Advertisement

Cari açık, bütçe dengesi, FED derken bir ekonominin olmazsa olmazı, üretimi unuttuk. Artık üretime yönelik yatırımlardaki gelişmeler popüler konular değil. Halbuki işin özü burası. Üretmeyen, istihdam yaratmayan bir ekonomi hastalıklıdır. Tedaviye ihtiyacı vardır.
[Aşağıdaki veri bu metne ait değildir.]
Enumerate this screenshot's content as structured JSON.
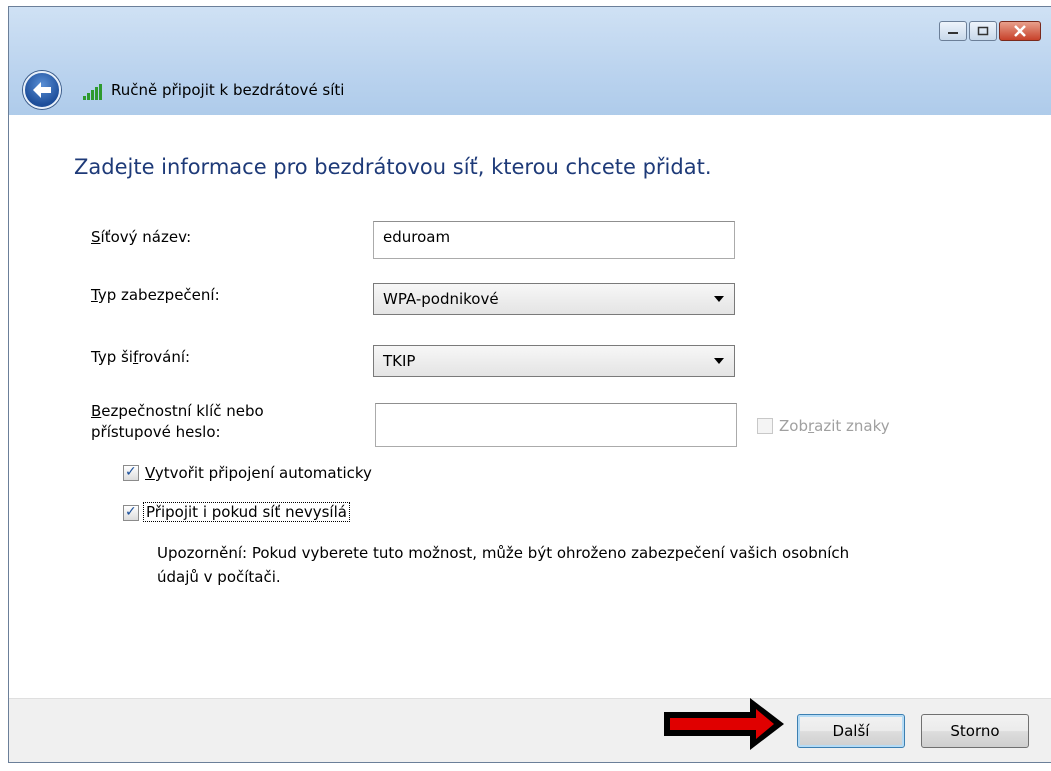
{
  "window": {
    "title": "Ručně připojit k bezdrátové síti"
  },
  "heading": "Zadejte informace pro bezdrátovou síť, kterou chcete přidat.",
  "form": {
    "network_name": {
      "label_first": "S",
      "label_rest": "íťový název:",
      "value": "eduroam"
    },
    "security_type": {
      "label_first": "T",
      "label_rest": "yp zabezpečení:",
      "value": "WPA-podnikové"
    },
    "encryption_type": {
      "label_pre": "Typ ši",
      "label_accel": "f",
      "label_post": "rování:",
      "value": "TKIP"
    },
    "security_key": {
      "label_first": "B",
      "label_line1_rest": "ezpečnostní klíč nebo",
      "label_line2": "přístupové heslo:",
      "value": ""
    },
    "show_chars": {
      "label_pre": "Zob",
      "label_accel": "r",
      "label_post": "azit znaky",
      "checked": false,
      "enabled": false
    },
    "auto_connect": {
      "label_first": "V",
      "label_rest": "ytvořit připojení automaticky",
      "checked": true
    },
    "connect_hidden": {
      "label_pre": "Připo",
      "label_accel": "j",
      "label_post": "it i pokud síť nevysílá",
      "checked": true
    },
    "warning_line1": "Upozornění: Pokud vyberete tuto možnost, může být ohroženo zabezpečení vašich osobních",
    "warning_line2": "údajů v počítači."
  },
  "buttons": {
    "next": "Další",
    "cancel": "Storno"
  },
  "colors": {
    "heading": "#1e3a78",
    "annotation_arrow": "#e00000"
  },
  "icons": [
    "back-arrow-icon",
    "wifi-signal-icon",
    "minimize-icon",
    "maximize-icon",
    "close-icon",
    "checkmark-icon",
    "dropdown-arrow-icon"
  ]
}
Hizmet sektöründe sermayedarı tamamen yabancı olan bir yabancı banka, hizmet verebilmek için şubesini Rize’de açmak, Türkçe konuşmak zorundadır. Buna karşılık sanayi sektörü çoğunlukla dış rekabete açıktır. Dışarıdan hastalık kapması daha kolaydır. Küreselleşen dünyada ağır rekabet şartlarına dayanabilmek ve üretmek kolay değildir. Ucuz hammadde bulmaktan tutun işgücünün kalitesine kadar birçok faktörü bir araya getirip üretmeniz gerekir. Dünyadaki her türlü yeniliği yakından izlemeniz bir zorunluluktur. Bunlardan geri kalırsanız mal satamazsınız. İçeride üretimi bırakırsınız. Üretmeyince, ekonomi ithal etmek zorunda kalır. Daha çok ithalat, daha büyük cari açık demektir. Dolayısıyla her işin başı üretimdir. Onun can damarı da sanayidir. Türkiye’de uzun zamandan bu yana, büyük sanayi tesis açılışlarını özledik. Yıllık yayımlanan bir sanayi envanteri olmadığı için, açılan mı çok kapanan mı bilemiyorum. Dünyada üretimi, istihdamı, daha doğrusu ekonominin uzun vadeli geleceğini öne çıkaran ülkelerin yöneticilerinin gündemi biraz faklı. Bir yanda kur savaşları, diğer yanda bölgesel serbest ticaret anlaşmalarıyla uğraşırken, sanayide yenilikleri uygulamayı ve üretimi artırmayı hedefliyorlar.

DEĞİŞİM HIZLANDI

Bizde de yenileme ve yeni sanayi yatırımları için bir atılım başlatmak lazım. Çünkü dünyada üretimde, sanayi sektöründe yeni trendler konuşuluyor. Daha ucuz ve çok üretim için yeni teknolojiler, yöntemler ve işletme modelleri tartışılıyor.

Çok ilgimi çekenlerden biri 3 boyutlu yazıcıların üretime getireceği yeni ivme. Öyle şeyler yazılıp konuşuluyor ki... Örneğin artık bazı fabrikalarda ürünün parçalar halinde değil bütün olarak üretiminin çok ucuzlayacağından bahsediliyor. Basit bir örnek, artık ayağınıza özel ayakkabıların hazırlanması çok kolaylaşacak. Ama bu arada sanayi korsanlığı da artacak. Anladığım kadarıyla, 1980’li yıllarda bilgisayarların üretimde kullanılmaya başlamasına benzer değişimler gündemde. Çocuklarımızın üretim dünyası çok farklı olacak. Heyecan verici bir gelişme gibi görünüyor. Diğer bir örnek robot teknolojisinin kullanımı. Artık akıllı robotların üretimde kullanıldığı fabrikalar var. Bazı arızalara müdahale edebiliyorlarmış. Teknoloji yoğun üretimlerde verimlilik çok yükselmiş. Özellikle Almanların bu konuda hızla ilerledikleri ve maliyetlerde hızlı düşüşle beraber ihracatta rekabet üstünlüklerini ele geçirdikleri biliniyor.

Diğer sanayileşmiş ülkeler ve Çin onlara yetişmek için şartlarını zorluyorlar. Emek yoğun teknoloji kullanılan fabrikaların, Hindistan, Bangladeş, Vietnam gibi ucuz emek ülkelerine göç ettiklerini biliyoruz. Ama bunun da bir sonunun olacağı kesin. Dünyada yaşanmakta olan değişim sürecine, üretim teknolojilerindeki değişime ayak uydurmak için yoğun bir çaba sarf ediyorlar. Çin Komünist Partisi bile yeni nesil reformlar için toplanıyor. Umarım benzeri bir duyarlılık, iktidar olsun muhalefet olsun bizdeki siyasetçilerin de gündemine gelebilir. Konu uzun vadeli bakış açısını gerektirdiğinden tek partinin kararına bırakılmadan, ulusal bir mesele olarak ele alınabilir. Aksi halde eğitimde olduğu gibi her parti iktidara geldiğinde değiştirilen uygulamalar olursa ameliyattaki hasta, doktorların sık karar değiştirmesi nedeniyle masada kalabilir.